Deseja acrescentar algo que não perguntei?
“Deixa eu pensar….. acho que a respeito de quem está começando na área, é difícil, mas eu não consigo imaginar minha vida sem fazer isso, mesmo tendo um diploma em direito e amando muito direito gosto pode ser feito com a lei com o entendimento da Lei na sociedade, eu acho que a fotografia ela tem um papel muito importante dentro da sociedade mesmo ela sendo tão banalizada hoje por causa da fotografia do celular e tudo mais e a gente sente isso quando a gente entrega um trabalho bem feito, né?

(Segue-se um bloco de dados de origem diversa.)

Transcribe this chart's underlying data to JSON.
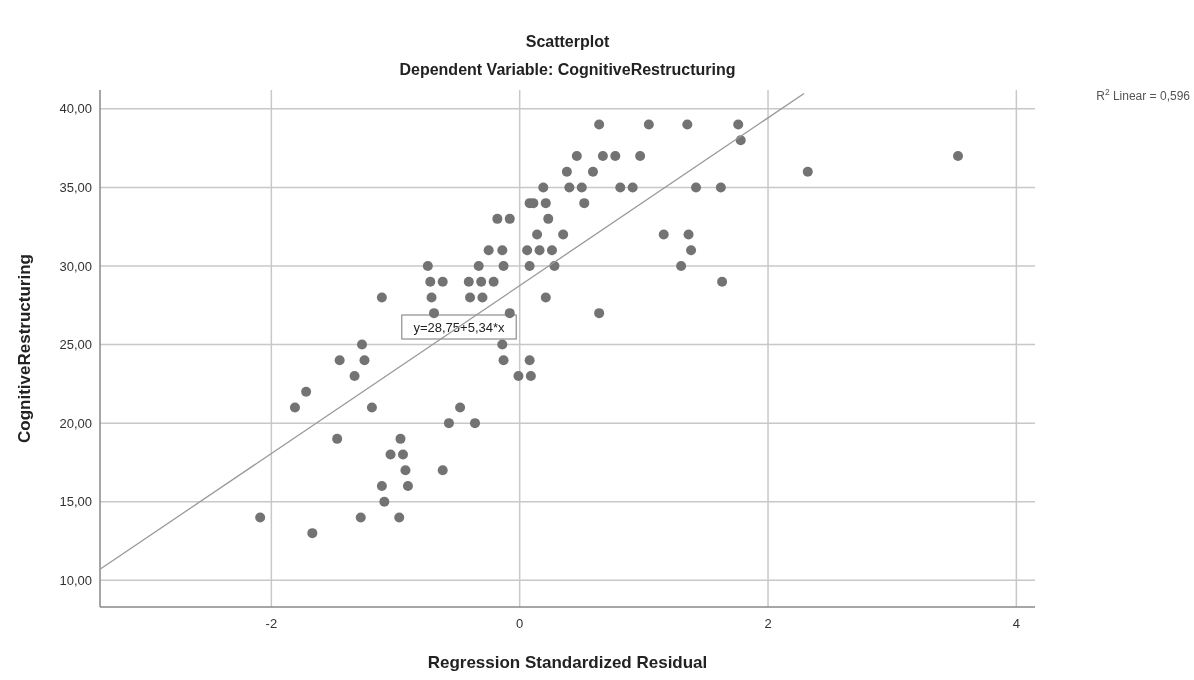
{
  "chart_data": {
    "type": "scatter",
    "title": "Scatterplot",
    "subtitle": "Dependent Variable: CognitiveRestructuring",
    "xlabel": "Regression Standardized Residual",
    "ylabel": "CognitiveRestructuring",
    "xlim": [
      -3.38,
      4.15
    ],
    "xticks": [
      -2,
      0,
      2,
      4
    ],
    "ylim": [
      8.3,
      41.2
    ],
    "yticks": [
      {
        "value": 10,
        "label": "10,00"
      },
      {
        "value": 15,
        "label": "15,00"
      },
      {
        "value": 20,
        "label": "20,00"
      },
      {
        "value": 25,
        "label": "25,00"
      },
      {
        "value": 30,
        "label": "30,00"
      },
      {
        "value": 35,
        "label": "35,00"
      },
      {
        "value": 40,
        "label": "40,00"
      }
    ],
    "grid": true,
    "marker": "circle",
    "series": [
      {
        "color": "#737373",
        "x": [
          -2.09,
          -1.67,
          -1.81,
          -1.72,
          -1.47,
          -1.45,
          -1.33,
          -1.27,
          -1.25,
          -1.19,
          -1.28,
          -1.11,
          -1.11,
          -1.09,
          -1.04,
          -0.96,
          -0.94,
          -0.92,
          -0.9,
          -0.97,
          -0.62,
          -0.57,
          -0.48,
          -0.36,
          -0.74,
          -0.72,
          -0.62,
          -0.71,
          -0.69,
          -0.41,
          -0.31,
          -0.21,
          -0.4,
          -0.3,
          -0.33,
          -0.25,
          -0.14,
          -0.18,
          -0.08,
          -0.13,
          0.08,
          -0.08,
          -0.14,
          -0.13,
          -0.01,
          0.08,
          0.09,
          0.06,
          0.08,
          0.16,
          0.26,
          0.28,
          0.21,
          0.14,
          0.35,
          0.23,
          0.11,
          0.21,
          0.19,
          0.4,
          0.5,
          0.52,
          0.38,
          0.59,
          0.46,
          0.67,
          0.77,
          0.97,
          0.64,
          1.04,
          1.35,
          1.76,
          1.78,
          0.81,
          0.91,
          1.42,
          1.62,
          1.16,
          1.36,
          1.38,
          1.3,
          1.63,
          0.64,
          2.32,
          3.53
        ],
        "values": [
          14,
          13,
          21,
          22,
          19,
          24,
          23,
          25,
          24,
          21,
          14,
          28,
          16,
          15,
          18,
          19,
          18,
          17,
          16,
          14,
          17,
          20,
          21,
          20,
          30,
          29,
          29,
          28,
          27,
          29,
          29,
          29,
          28,
          28,
          30,
          31,
          31,
          33,
          33,
          30,
          34,
          27,
          25,
          24,
          23,
          24,
          23,
          31,
          30,
          31,
          31,
          30,
          28,
          32,
          32,
          33,
          34,
          34,
          35,
          35,
          35,
          34,
          36,
          36,
          37,
          37,
          37,
          37,
          39,
          39,
          39,
          39,
          38,
          35,
          35,
          35,
          35,
          32,
          32,
          31,
          30,
          29,
          27,
          36,
          37
        ]
      },
      {
        "type": "line",
        "color": "#999999",
        "marker": "none",
        "x": [
          -3.38,
          2.29
        ],
        "values": [
          10.7,
          40.98
        ]
      }
    ],
    "annotations": [
      "y=28,75+5,34*x",
      "R$^{2}$ Linear = 0,596"
    ]
  }
}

É que as pessoas gostem que, enfim as pessoas identifiquem ali o teu estilo atual forma de olhar o mundo, né? É fotografar é um jeito de ver o mundo. Eu tenho uma colega que fala que “a gente não tira foto a gente põe imagem no mundo” que a partir do recorte que você dá você faz as pessoas olharem aquele assunto aquela pessoa aquele lugar de uma forma particular, você convida a pessoa dividir o mundo com você de uma forma própria, eu acho que essa prática é muito interessante para a humanidade, a gente faz registro sobre quem somos sobre como nos socializamos no meu caso que faz cultura. Como a cultura exercida dentro de uma cidade como São Paulo, né em várias esferas assim, é um trabalho que vale a pena ser feito e que eu espero que tenha o respeito e a dignidade dentro da sociedade que ele merece. Façam, continuem!”